Re: Filters as views (ISSUE-45)

Am 11.02.2016 um 18:48 schrieb Ruben Verborgh:
> Hi Maik,
>
>> This should only be used if you want to point to a concrete representation when directly returning an entity response following some kind of content negotiation.
> The spec seems to agree with you:
>
>>> For a response to a GET or HEAD request, [Content-Location] is an indication
>>>        that the effective request URI refers to a resource that is
>>>        subject to content negotiation and the Content-Location
>>>        field-value is a more specific identifier for the selected
>>>        representation.
>>>
> —https://tools.ietf.org/html/rfc7231#section-3.1.4.2
>
> That said, why can a page not be a content-negotiated version,
> if the server has determined the client would not like long pages?
> A representation can only present part of a resource;
> in this case, the part just gets an identifier.
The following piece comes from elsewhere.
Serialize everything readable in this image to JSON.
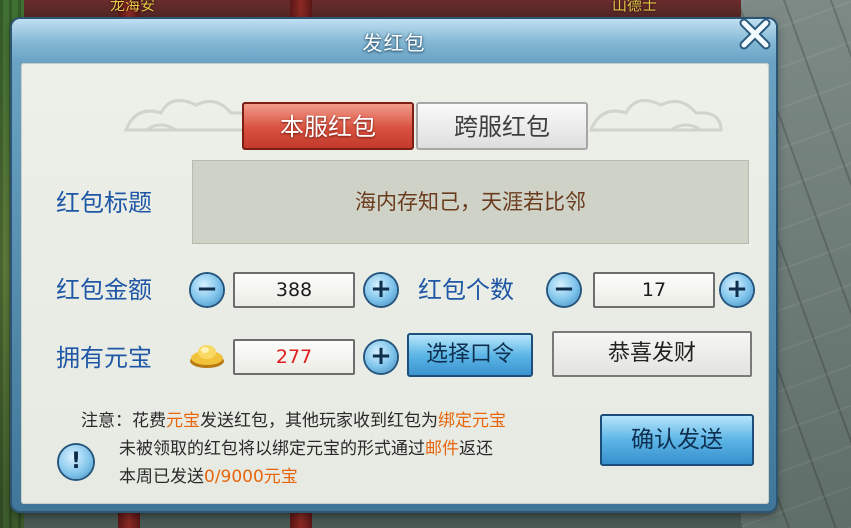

I guess you could see it that way, even if it's a little bit stretched 
maybe. But then you would explicitly say that a page is a representation 
and not a resource, which would mean that you couldn't do content 
negotiation on that page, and I think this is not what we want. Apart 
from that, is Content-Location supposed to change interpretation for GET 
requests? It seems like it is merely a way to get a non-negotiated URL 
from which the exact same response body can be retrieved at a later 
time. But it doesn't automatically assign that URL to the request URL. I 
would regard Content-Location always as optional for GET requests, and 
in that case (leaving out Content-Location), if you serve out the first 
page at /collection then a client would not know that this is actually 
the first page. Sure, it would see that the collection has a view but it 
can't create the connection that this view is actually what the resource is.

Let me know what you think, maybe I'm wrong here.